Bei diesem Film kann man über unser Verhältnis zum Alter nachdenken.
Müssen Alte unbedingt in Rente? Sind sie ausrangiert? Warum soll eine 80-jährige Oma, die ihr Leben als Sozialpädagogin und schließlich in leitender Position im Gefängnis im Strafvollzug verbracht hat, im Alter nicht auflegen für die partyfreudige Jugend?
Der Film von Agnieszka Zwiefka hat eine klare Antwort: Warum nicht? So ein Topos ist selbstverständlich im Dokumentarfilmkuchen eine wahre Rosine, ein Hingucker, erst recht im Moment, wie Vika bei der Christopher Street Parade auf einem Musikwagen auflegt.
Dass dem so ist, dass das so außergewöhnlich ist, ist aber auch ein Zeichen dafür, wie schwer sich unsere Gesellschaft mit der Banalität des Alterns, letztlich des Sterbens tut.
Anhand seiner wundervollen Protagonistin beschäftigt sich der Film dezidiert mit dem Thema Alter und lässt sich gleichzeitig faszinieren von alten Gesichtern, besonders von Frauen. Es gibt großartige Tanznummern mit prima geschminkten, frisierten und angezogenen Damen, die sich mit ganzer Seele dem Rhythmus hingeben.
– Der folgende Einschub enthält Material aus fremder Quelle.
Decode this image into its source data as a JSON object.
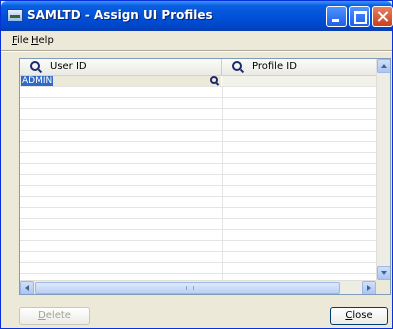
{
  "window": {
    "title": "SAMLTD - Assign UI Profiles"
  },
  "menu": {
    "file": {
      "accel": "F",
      "rest": "ile"
    },
    "help": {
      "accel": "H",
      "rest": "elp"
    }
  },
  "grid": {
    "columns": [
      "User ID",
      "Profile ID"
    ],
    "rows": [
      {
        "user_id": "ADMIN",
        "profile_id": ""
      }
    ]
  },
  "buttons": {
    "delete": {
      "accel": "D",
      "rest": "elete",
      "enabled": false
    },
    "close": {
      "accel": "C",
      "rest": "lose",
      "enabled": true
    }
  },
  "colors": {
    "selection": "#316ac5",
    "titlebar": "#0050d8",
    "face": "#ece9d8"
  }
}
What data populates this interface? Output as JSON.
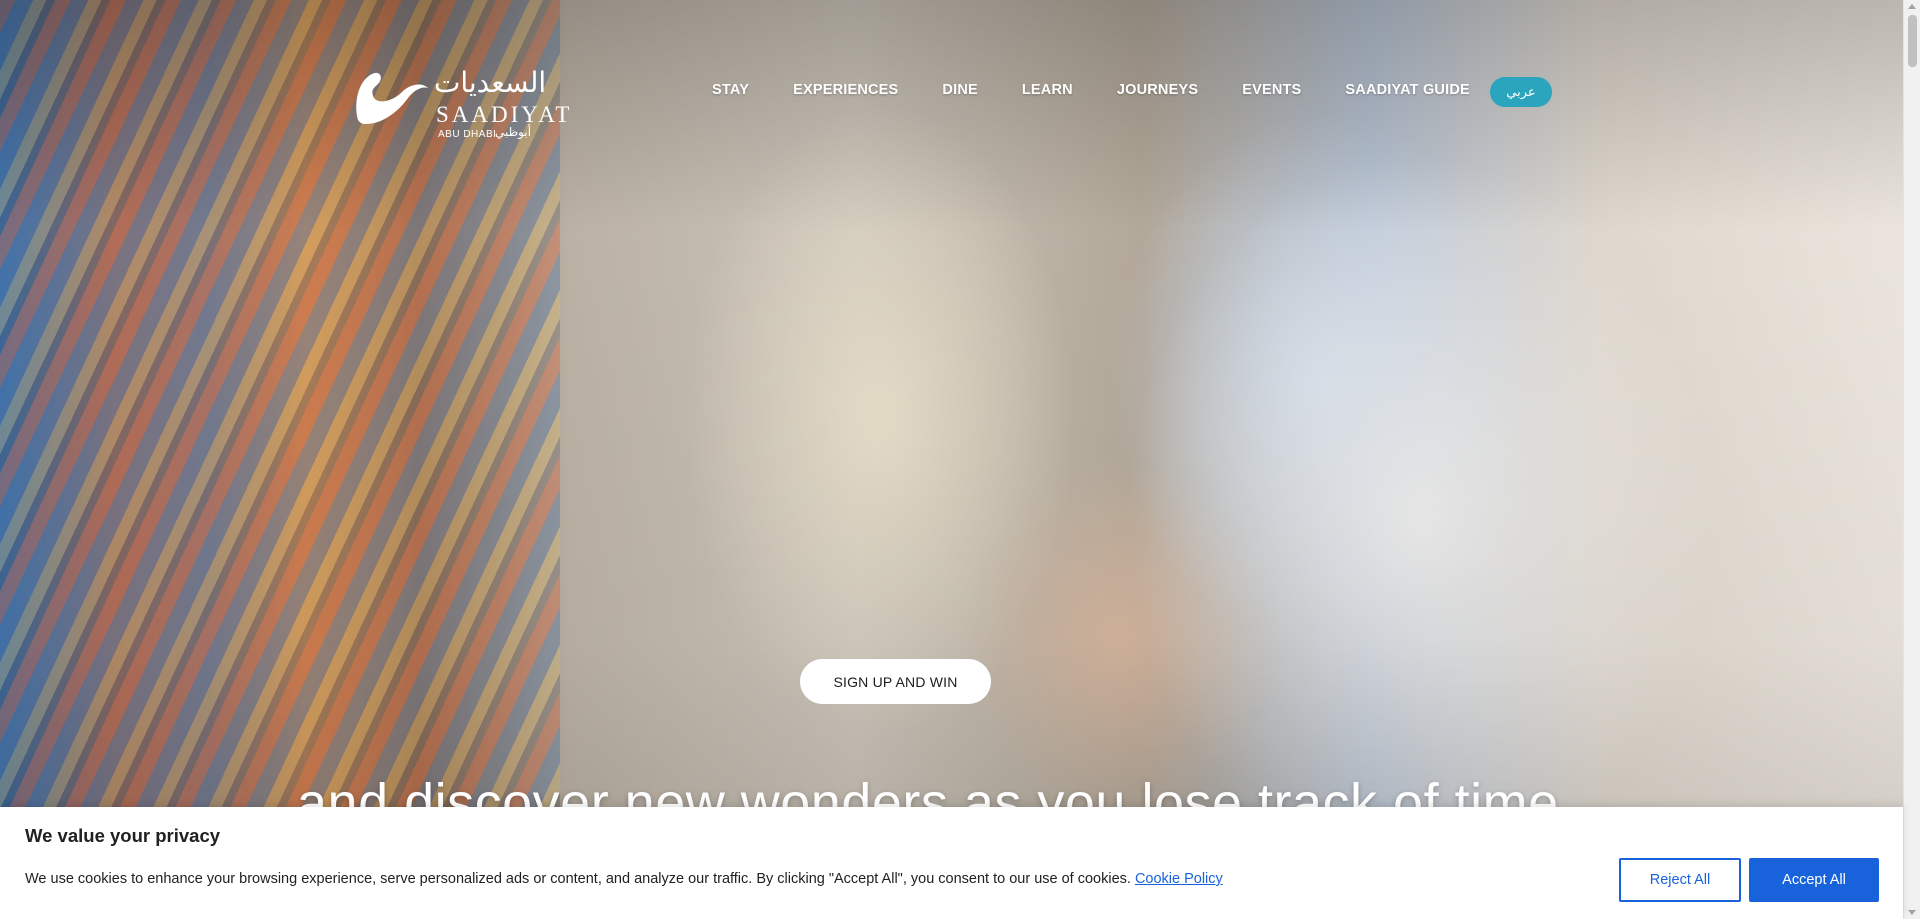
{
  "brand": {
    "name_arabic": "السعديات",
    "name_latin": "SAADIYAT",
    "location_latin": "ABU DHABI",
    "location_arabic": "أبوظبي"
  },
  "nav": {
    "items": [
      "STAY",
      "EXPERIENCES",
      "DINE",
      "LEARN",
      "JOURNEYS",
      "EVENTS",
      "SAADIYAT GUIDE"
    ],
    "language_toggle": "عربي"
  },
  "hero": {
    "cta_label": "SIGN UP AND WIN",
    "tagline": "and discover new wonders as you lose track of time"
  },
  "cookie_banner": {
    "title": "We value your privacy",
    "text": "We use cookies to enhance your browsing experience, serve personalized ads or content, and analyze our traffic. By clicking \"Accept All\", you consent to our use of cookies.",
    "policy_link": "Cookie Policy",
    "reject_label": "Reject All",
    "accept_label": "Accept All"
  },
  "colors": {
    "accent_teal": "#2aa5bd",
    "cookie_blue": "#1863dc",
    "text_dark": "#212121"
  }
}
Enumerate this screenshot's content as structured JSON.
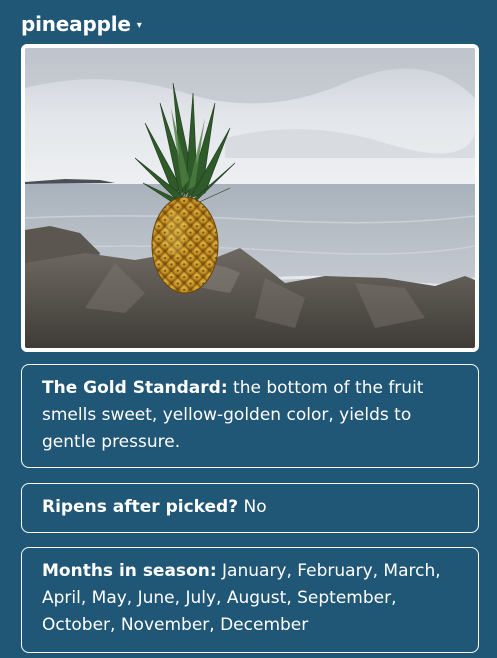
{
  "header": {
    "title": "pineapple",
    "caret": "▾"
  },
  "photo": {
    "subject": "pineapple-photo"
  },
  "cards": {
    "gold_standard": {
      "label": "The Gold Standard:",
      "text": " the bottom of the fruit smells sweet, yellow-golden color, yields to gentle pressure."
    },
    "ripens": {
      "label": "Ripens after picked?",
      "text": " No"
    },
    "months": {
      "label": "Months in season:",
      "text": " January, February, March, April, May, June, July, August, September, October, November, December"
    }
  },
  "colors": {
    "background": "#205676",
    "text": "#ffffff",
    "border": "#ffffff"
  }
}
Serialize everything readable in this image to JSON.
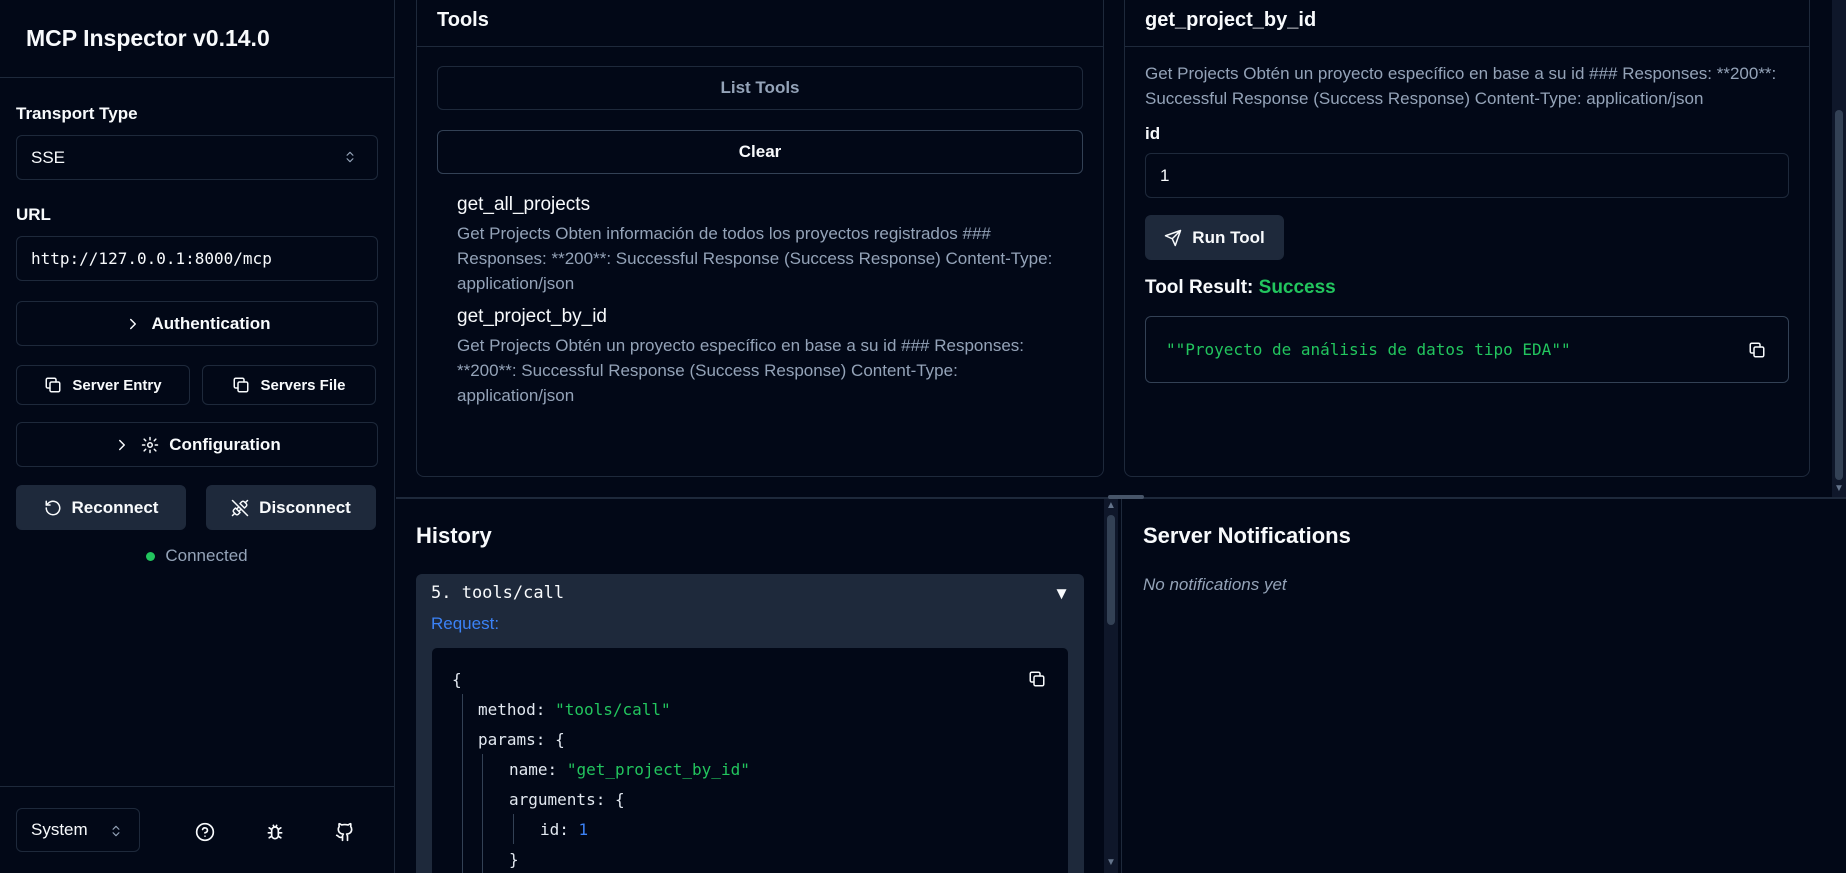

Das artet fast in einer Art Video-Werbeclip fürs Alter aus. Entspannung, Spa, Massage gehören dazu, Swimming Pool, Sonnenbad, Meer. Der Film ist auch eine fröhliche Hommage an die schönen Seiten des Alters mit Tanznummern wie in einem Musical auf öffentlichen Plätzen, im Kurpark, im Spa.
Es ist eine Adabei-Doku, die dabei ist, wie Vika lebt, mit ihrer Katze schmust, in ihrer Wohnung in einem Wohnhochhaus werkelt, den blumengeschmückten Balkon genießt; wie sie Gymnastik macht, sich schminkt, man will ja schön und gepflegt sein. Wie sie mit einer Freundin ausgeht und sich über das Alter und das Altern unterhält. Zwischendurch dringen dunklere Töne aus einer fernen Kindheit auf. Sie musste sich in Vilnius verstecken, alle ihre Verwandten sind im Krieg umgekommen.
Es gibt enorme Defizite in der Kindheit, die vielleicht als Erklärung dafür herhalten können, dass sie selber keine guten Beziehungen zu ihren Kindern hat, dass sie andererseits das Leben, was noch bleibt, leben möchte und keine Lust darauf hat, die kranke, bettlägrige Alte zu spielen. Sie ist international unterwegs, organisiert eine Seniorenparade. Und die Zahlenballons zu ihrem 81. werden einfach umgedreht, so wird daraus eine unbeschwerte 18. Vive Vika! Vive la Vie!